We implemented several programs that may deal with general Haar graphs. The programs are written in Python but embedded in the system sage. A Haar graph is a covering graph over a dipole. This means it can be described by a set
S of voltages where each element s from S is assigned to one of the one of the arcs leading from a black vertex of a dipole to a white vertex of a dipole with k edges, such that |S| = k and each arc receives its voltage.  Here S is a set taken from some group G. If X is a set on n vertices, then each faithful X-action of G gives rise to a derived graph H(S,G,X), called the Haar graph. In paractice only two actions are considered:
1. G is a subgroup of the symmetric group Sym(X), generated by S. In this case S is simply a set of permutations of an n-set. We shorten notation to H(S) and call the derived graph a permutation Haar graph.

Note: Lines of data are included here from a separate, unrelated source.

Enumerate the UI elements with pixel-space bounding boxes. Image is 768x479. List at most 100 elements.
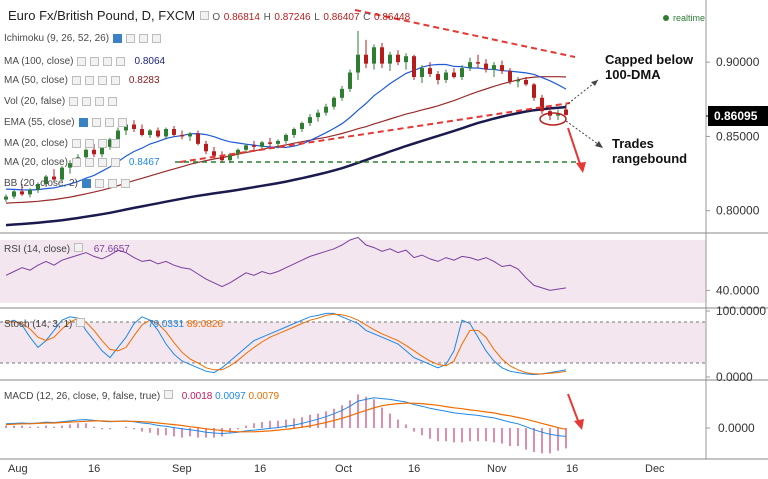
ma100-line xyxy=(5,105,567,227)
candle-body xyxy=(476,62,480,64)
indicator-legend-row[interactable]: MA (20, close) 0.8467 xyxy=(4,155,160,169)
indicator-legend-row[interactable]: Vol (20, false) xyxy=(4,94,118,108)
candle-body xyxy=(212,151,216,156)
macd-line xyxy=(5,397,567,437)
indicator-settings-icon[interactable] xyxy=(71,75,81,85)
candle-body xyxy=(228,154,232,161)
candle-body xyxy=(516,79,520,82)
stoch-k-line xyxy=(5,312,567,376)
indicator-close-icon[interactable] xyxy=(120,178,130,188)
candle-body xyxy=(4,196,8,200)
indicator-close-icon[interactable] xyxy=(110,138,120,148)
stoch-band xyxy=(0,322,706,363)
candle-body xyxy=(468,62,472,69)
indicator-add-icon[interactable] xyxy=(95,96,105,106)
candle-body xyxy=(244,145,248,150)
candle-body xyxy=(564,109,568,115)
indicator-settings-icon[interactable] xyxy=(77,56,87,66)
price-tick-label: 0.80000 xyxy=(716,204,760,218)
indicator-close-icon[interactable] xyxy=(110,157,120,167)
indicator-name: Ichimoku (9, 26, 52, 26) xyxy=(4,32,110,44)
candle-body xyxy=(340,88,344,98)
candle-body xyxy=(132,124,136,129)
indicator-add-icon[interactable] xyxy=(103,56,113,66)
indicator-legend-row[interactable]: BB (20, close, 2) xyxy=(4,176,130,190)
indicator-settings-icon[interactable] xyxy=(69,96,79,106)
indicator-legend-row[interactable]: EMA (55, close) xyxy=(4,115,127,129)
macd-signal-value: 0.0079 xyxy=(248,391,280,402)
indicator-hide-icon[interactable] xyxy=(84,157,94,167)
stoch-d-line xyxy=(5,313,567,375)
indicator-settings-icon[interactable] xyxy=(81,178,91,188)
indicator-close-icon[interactable] xyxy=(108,96,118,106)
indicator-value: 0.8467 xyxy=(128,156,160,168)
indicator-add-icon[interactable] xyxy=(97,138,107,148)
indicator-legend-row[interactable]: MA (100, close) 0.8064 xyxy=(4,54,165,68)
indicator-close-icon[interactable] xyxy=(116,56,126,66)
x-axis-label: 16 xyxy=(408,463,420,475)
candle-body xyxy=(124,124,128,131)
indicator-close-icon[interactable] xyxy=(152,33,162,43)
indicator-close-icon[interactable] xyxy=(110,75,120,85)
stoch-label: Stoch (14, 3, 1) 79.0331 89.0826 xyxy=(4,318,223,330)
indicator-add-icon[interactable] xyxy=(139,33,149,43)
indicator-close-icon[interactable] xyxy=(117,117,127,127)
candle-body xyxy=(284,134,288,141)
indicator-add-icon[interactable] xyxy=(107,178,117,188)
indicator-legend-row[interactable]: MA (20, close) xyxy=(4,136,120,150)
candle-body xyxy=(100,146,104,155)
rsi-settings-icon[interactable] xyxy=(73,243,83,252)
indicator-hide-icon[interactable] xyxy=(94,178,104,188)
symbol-header: Euro Fx/British Pound, D, FXCM O 0.86814… xyxy=(8,8,410,23)
settings-icon[interactable] xyxy=(199,11,209,20)
rsi-line xyxy=(5,236,567,291)
indicator-hide-icon[interactable] xyxy=(91,117,101,127)
candle-body xyxy=(404,56,408,63)
indicator-hide-icon[interactable] xyxy=(126,33,136,43)
stoch-tick-label: 0.0000 xyxy=(716,370,753,384)
resistance-trendline xyxy=(354,9,576,58)
indicator-hide-icon[interactable] xyxy=(82,96,92,106)
candle-body xyxy=(396,54,400,63)
candle-body xyxy=(436,74,440,80)
stoch-d-value: 89.0826 xyxy=(186,319,224,330)
candle-body xyxy=(332,97,336,107)
candle-body xyxy=(460,68,464,77)
candle-body xyxy=(20,191,24,195)
rsi-tick-label: 40.0000 xyxy=(716,283,760,297)
capped-arrow xyxy=(564,79,599,107)
candle-body xyxy=(164,129,168,137)
x-axis-label: Sep xyxy=(172,463,192,475)
candle-body xyxy=(44,176,48,184)
indicator-hide-icon[interactable] xyxy=(90,56,100,66)
indicator-settings-icon[interactable] xyxy=(78,117,88,127)
candle-body xyxy=(348,72,352,89)
macd-tick-label: 0.0000 xyxy=(718,421,755,435)
indicator-add-icon[interactable] xyxy=(97,75,107,85)
candle-body xyxy=(236,149,240,155)
macd-settings-icon[interactable] xyxy=(163,390,173,399)
indicator-legend-row[interactable]: Ichimoku (9, 26, 52, 26) xyxy=(4,31,162,45)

2. G is generated by S and acts on itself with the usual right regular action. We shorten the notation to H(S,G) and call the derived graph a G-Haar graph. In particular, the cyclic Haar graphs have been studied in the past by Hladnik, Marusic and Pisanski. Hladnik independently developed a theory that lead to the study of abelian Haar graphs.

Our system has possibility to work with special classes of Haar graphs, eg. permutation Haar graph, cyclic Haar graph and abelian Haar graphs.